ハツさんが母を紅葉旅行に誘うから心配いらないと言われたが、気になるのはそこではなく私達の安否だ。
河童の世界はゲーム感覚でイザとなれば止める事も出来るかもしれないが、私の相手は朧なので嫌な予感が拭い去れない。
「狐の修行ってどの世界でも手加減なくて、出来れば行きたくないんですけど……」
この世界のキツネは社長という意味だとすぐに察した木村さんは、吹き出してから咳払いで誤魔化して先を続けた。
「牛のチカラが解放される時傍に居るのが狐だとかなり心強いわよ?勿論河童もだけどね」
確かにものすごい化け物が飛び出して来たとしても、朧なら封じる事が出来そうだし、河童のトップもヤバいチカラで何とかしそうな感じだ。
完全に見た目だけの判断だが、朧が瑠里に指定したのが河童の世界という事は、何か意図があるに違いない。
「何かあれば電話してくれたらいいから、安心して行ってらっしゃいな」
連絡して助けがすぐに来た記憶はないが、木村さんに言われると疑いながらも頷いてしまう。
その日は大人しく帰りデリバリーを頼んで夜はハンバーグ弁当に舌鼓をうった。
言うまでもないが他二人は焼肉弁当で、母は注文直後から部分入れ歯をしっかりとはめていた。
旅行前に手抜きが出来てラッキーぐらいにしか思ってないだろうが、私は最後の晩餐というようにしっかりと味わっていた。
ベッドに身体を沈めた際にお守りを握ってみたが、今までみたいな変化はなくそっとバッグにしまう。
翌朝は早くからリビングで音がしていたが、布団に潜って聞こえないフリをし温かい感触を楽しんでいた。
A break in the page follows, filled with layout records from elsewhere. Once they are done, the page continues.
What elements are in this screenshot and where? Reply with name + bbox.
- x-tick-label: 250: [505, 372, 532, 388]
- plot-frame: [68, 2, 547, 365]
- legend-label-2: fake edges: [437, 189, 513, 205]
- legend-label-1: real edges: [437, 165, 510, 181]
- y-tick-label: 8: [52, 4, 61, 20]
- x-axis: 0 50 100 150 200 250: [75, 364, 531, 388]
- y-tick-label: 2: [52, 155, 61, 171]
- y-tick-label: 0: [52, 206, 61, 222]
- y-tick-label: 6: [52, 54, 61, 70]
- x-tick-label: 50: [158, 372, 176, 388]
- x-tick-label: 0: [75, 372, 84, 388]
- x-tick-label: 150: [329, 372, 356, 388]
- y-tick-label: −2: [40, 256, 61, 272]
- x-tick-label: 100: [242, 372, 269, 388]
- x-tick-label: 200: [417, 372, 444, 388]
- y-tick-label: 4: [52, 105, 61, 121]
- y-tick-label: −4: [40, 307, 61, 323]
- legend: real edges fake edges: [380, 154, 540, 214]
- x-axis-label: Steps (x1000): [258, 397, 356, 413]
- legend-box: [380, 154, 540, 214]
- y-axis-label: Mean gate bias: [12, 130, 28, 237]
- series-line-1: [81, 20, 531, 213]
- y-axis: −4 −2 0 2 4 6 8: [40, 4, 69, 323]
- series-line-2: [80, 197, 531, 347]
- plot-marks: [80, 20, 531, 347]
「ちょっと、今日は昼に出勤するんでしょ私はもう出かけるわよ!」
見送れと叩き起こされると、イナリ達を宜しくと荷物もまとめてあり、娘よりも心配されてるのがよく分かる。
母を見送りイナリ達がオヤツをガツガツ食べてる姿を見ていると、ハッと気づいて笑みが漏れた。
「そうだ、王子が一緒なら大丈夫かもしれない」
私よりずっと強いのではという位、いつも驚かされるナイトを置いて出た母に感謝し、ホッとしてコーヒーを飲む気になれた。